While both SEPA Credit Transfers and SEPA Direct Debits are now available, implementation and adoption has not necessarily followed. In fact, most banks, for example, still do not comply with SEPA Direct Debit regulations and the latest figures from the European Commission show that only around 2,600 of Europe's 8,000 banks were ready for the launch of SEPA's Direct Debit scheme on 2nd November 2009. However, there are six key steps that corporates can take in order to harness the benefits of SEPA whilst maintaining current levels of efficiency and avoiding costly bank charges.
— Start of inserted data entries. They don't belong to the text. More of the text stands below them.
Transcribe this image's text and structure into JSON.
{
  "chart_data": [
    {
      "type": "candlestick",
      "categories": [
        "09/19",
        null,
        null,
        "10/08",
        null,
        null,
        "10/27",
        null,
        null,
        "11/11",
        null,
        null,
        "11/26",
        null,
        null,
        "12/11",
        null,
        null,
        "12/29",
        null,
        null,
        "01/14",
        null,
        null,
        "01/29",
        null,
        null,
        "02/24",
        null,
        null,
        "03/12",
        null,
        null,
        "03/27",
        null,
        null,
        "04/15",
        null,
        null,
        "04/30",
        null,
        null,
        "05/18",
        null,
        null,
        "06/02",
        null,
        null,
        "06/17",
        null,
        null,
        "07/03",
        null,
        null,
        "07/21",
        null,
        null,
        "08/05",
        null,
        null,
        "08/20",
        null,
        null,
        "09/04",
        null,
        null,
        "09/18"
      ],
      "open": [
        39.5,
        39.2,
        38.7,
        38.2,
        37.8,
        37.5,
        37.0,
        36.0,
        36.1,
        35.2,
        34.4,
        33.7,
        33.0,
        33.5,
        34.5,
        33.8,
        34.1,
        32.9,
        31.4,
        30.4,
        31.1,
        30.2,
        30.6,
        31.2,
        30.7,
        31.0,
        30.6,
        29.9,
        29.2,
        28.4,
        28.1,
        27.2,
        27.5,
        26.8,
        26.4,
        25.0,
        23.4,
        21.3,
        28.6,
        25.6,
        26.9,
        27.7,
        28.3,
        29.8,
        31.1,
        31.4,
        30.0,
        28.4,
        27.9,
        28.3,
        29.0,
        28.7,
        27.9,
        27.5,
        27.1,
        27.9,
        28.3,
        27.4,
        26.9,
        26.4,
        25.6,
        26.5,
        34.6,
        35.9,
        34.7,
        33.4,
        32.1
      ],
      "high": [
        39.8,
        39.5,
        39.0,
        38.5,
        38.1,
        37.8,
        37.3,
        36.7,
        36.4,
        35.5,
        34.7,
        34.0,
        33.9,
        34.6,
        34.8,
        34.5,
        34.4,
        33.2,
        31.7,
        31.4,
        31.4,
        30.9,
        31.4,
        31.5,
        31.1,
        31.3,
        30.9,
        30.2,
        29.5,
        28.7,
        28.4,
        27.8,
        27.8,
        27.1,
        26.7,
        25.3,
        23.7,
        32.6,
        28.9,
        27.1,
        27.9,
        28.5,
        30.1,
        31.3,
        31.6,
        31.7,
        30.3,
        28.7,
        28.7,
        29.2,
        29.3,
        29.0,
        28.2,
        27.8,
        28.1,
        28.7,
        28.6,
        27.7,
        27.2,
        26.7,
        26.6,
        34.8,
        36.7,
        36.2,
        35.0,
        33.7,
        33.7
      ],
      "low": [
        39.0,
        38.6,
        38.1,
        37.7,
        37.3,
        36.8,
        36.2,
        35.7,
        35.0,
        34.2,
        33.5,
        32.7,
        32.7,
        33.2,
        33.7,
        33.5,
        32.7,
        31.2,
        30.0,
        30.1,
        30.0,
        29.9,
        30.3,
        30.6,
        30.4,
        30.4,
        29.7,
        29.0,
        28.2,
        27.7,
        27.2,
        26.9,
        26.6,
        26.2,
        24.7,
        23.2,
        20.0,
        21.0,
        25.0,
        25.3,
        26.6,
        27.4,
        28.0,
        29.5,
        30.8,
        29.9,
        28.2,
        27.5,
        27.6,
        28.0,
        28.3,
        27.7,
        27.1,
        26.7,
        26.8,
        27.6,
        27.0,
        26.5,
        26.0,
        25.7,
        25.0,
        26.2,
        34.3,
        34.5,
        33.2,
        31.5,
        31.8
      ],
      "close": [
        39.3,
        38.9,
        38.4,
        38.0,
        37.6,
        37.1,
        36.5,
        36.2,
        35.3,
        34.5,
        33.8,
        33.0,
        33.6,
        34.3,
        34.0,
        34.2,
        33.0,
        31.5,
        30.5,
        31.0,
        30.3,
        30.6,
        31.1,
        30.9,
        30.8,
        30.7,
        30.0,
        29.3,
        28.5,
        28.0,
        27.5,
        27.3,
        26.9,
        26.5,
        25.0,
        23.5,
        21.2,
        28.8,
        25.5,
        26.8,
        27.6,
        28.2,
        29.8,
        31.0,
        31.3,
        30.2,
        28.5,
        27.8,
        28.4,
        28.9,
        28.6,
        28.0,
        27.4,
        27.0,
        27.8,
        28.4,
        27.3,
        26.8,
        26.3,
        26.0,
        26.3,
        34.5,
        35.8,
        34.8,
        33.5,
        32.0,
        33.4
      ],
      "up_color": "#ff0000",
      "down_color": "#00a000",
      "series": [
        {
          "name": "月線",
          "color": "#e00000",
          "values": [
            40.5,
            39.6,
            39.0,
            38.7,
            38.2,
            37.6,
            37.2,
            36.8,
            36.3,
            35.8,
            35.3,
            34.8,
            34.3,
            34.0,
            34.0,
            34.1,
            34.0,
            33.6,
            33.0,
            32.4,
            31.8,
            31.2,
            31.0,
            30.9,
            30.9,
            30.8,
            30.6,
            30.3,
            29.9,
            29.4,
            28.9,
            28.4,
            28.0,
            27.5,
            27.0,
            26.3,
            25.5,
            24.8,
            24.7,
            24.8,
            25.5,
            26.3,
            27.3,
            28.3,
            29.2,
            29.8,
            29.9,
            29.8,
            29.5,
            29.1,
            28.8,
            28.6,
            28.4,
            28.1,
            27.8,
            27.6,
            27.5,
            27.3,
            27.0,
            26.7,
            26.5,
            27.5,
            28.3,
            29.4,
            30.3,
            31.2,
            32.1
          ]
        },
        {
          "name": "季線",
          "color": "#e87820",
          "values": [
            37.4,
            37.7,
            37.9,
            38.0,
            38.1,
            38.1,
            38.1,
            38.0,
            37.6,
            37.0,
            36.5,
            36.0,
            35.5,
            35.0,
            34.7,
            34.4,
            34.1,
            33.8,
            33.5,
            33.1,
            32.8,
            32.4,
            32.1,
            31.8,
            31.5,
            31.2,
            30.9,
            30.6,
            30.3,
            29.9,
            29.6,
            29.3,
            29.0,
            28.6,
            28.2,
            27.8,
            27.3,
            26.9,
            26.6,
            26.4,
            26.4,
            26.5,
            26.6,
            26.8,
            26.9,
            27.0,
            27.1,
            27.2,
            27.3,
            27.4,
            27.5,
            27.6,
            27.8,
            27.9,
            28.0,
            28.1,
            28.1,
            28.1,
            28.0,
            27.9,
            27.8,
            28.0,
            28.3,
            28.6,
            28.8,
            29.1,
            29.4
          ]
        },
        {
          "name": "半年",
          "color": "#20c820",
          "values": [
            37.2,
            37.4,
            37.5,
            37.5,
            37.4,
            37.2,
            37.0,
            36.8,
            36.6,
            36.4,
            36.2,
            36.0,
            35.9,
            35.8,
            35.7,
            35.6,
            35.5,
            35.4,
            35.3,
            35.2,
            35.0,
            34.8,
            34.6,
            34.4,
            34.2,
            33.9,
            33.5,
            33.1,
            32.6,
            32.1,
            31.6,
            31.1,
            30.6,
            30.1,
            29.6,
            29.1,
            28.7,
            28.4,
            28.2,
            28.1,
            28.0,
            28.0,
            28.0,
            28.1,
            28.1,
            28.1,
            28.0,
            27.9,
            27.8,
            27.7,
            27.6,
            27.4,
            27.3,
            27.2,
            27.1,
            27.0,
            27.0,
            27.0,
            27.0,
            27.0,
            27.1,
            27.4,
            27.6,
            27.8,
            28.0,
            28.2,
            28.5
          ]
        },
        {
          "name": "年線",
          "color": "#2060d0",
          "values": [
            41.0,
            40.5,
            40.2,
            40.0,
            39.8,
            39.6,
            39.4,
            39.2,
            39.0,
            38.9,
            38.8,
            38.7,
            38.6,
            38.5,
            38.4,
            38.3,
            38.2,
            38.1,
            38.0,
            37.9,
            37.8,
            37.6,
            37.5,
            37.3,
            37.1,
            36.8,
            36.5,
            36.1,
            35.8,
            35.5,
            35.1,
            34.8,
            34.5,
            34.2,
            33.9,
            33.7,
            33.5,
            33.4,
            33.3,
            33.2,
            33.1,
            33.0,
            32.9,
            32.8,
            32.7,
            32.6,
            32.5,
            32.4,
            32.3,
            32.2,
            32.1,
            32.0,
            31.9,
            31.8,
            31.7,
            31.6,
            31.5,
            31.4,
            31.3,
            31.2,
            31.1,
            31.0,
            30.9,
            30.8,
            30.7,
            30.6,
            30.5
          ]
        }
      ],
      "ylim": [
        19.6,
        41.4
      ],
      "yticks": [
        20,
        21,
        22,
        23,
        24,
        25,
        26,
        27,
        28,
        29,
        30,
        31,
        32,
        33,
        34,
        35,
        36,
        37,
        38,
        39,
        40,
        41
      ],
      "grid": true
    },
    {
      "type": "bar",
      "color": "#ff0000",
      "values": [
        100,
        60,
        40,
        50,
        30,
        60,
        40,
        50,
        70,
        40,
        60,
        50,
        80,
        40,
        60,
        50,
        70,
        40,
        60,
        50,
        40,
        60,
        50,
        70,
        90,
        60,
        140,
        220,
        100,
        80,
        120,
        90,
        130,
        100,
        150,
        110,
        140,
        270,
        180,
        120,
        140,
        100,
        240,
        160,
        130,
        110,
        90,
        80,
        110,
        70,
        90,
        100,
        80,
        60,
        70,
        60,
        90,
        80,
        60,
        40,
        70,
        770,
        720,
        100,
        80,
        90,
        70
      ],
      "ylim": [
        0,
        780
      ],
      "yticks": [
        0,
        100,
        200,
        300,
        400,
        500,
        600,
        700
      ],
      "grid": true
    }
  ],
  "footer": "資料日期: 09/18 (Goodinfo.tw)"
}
First of all, corporates now need to ensure that they have a good understanding of SEPA to fully assess existing operations against the new regulatory requirements
Secondly, corporates in particular need to investigate in which countries they plan to operate and consequently consider which countries they will want to make payments into and within to create the scope of their planning since the use of IBAN (International Bank Account Number) and BIC (Bank Identifier Code) is mandatory for all SEPA Credit Transfers and SEPA Direct Debits both domestic and cross-border
Then, organisations should contact their bank to find out about the changes that the PSD makes to the agreement between them and their payment services provider
Furthermore, corporates need to be clear about what the charges are likely to be for invalid payment details or instructions in the wrong format
In addition, to minimise the costs, organisations will need to complete migration to SEPA in a timely and efficient manner by assessing how much data needs to be converted to the IBAN and BIC format and the resources required to avoid errors in converting the data
Finally, corporates need to investigate whether their current payments systems can capture and handle the IBAN and BIC formats required for Eurozone payments to help quantify the amount of system change required to be SEPA-compliant.
Despite the associated challenges, we must not forget that the move to SEPA does create opportunities that corporates as well as the banks have been slow to take advantage of. It might be that by following these steps, organisations are able to smoothly migrate to the SEPA payment systems and avoid costly errors as a result of failed cross-border payments.
Thanks Jon … nice to know someone's thinking about this!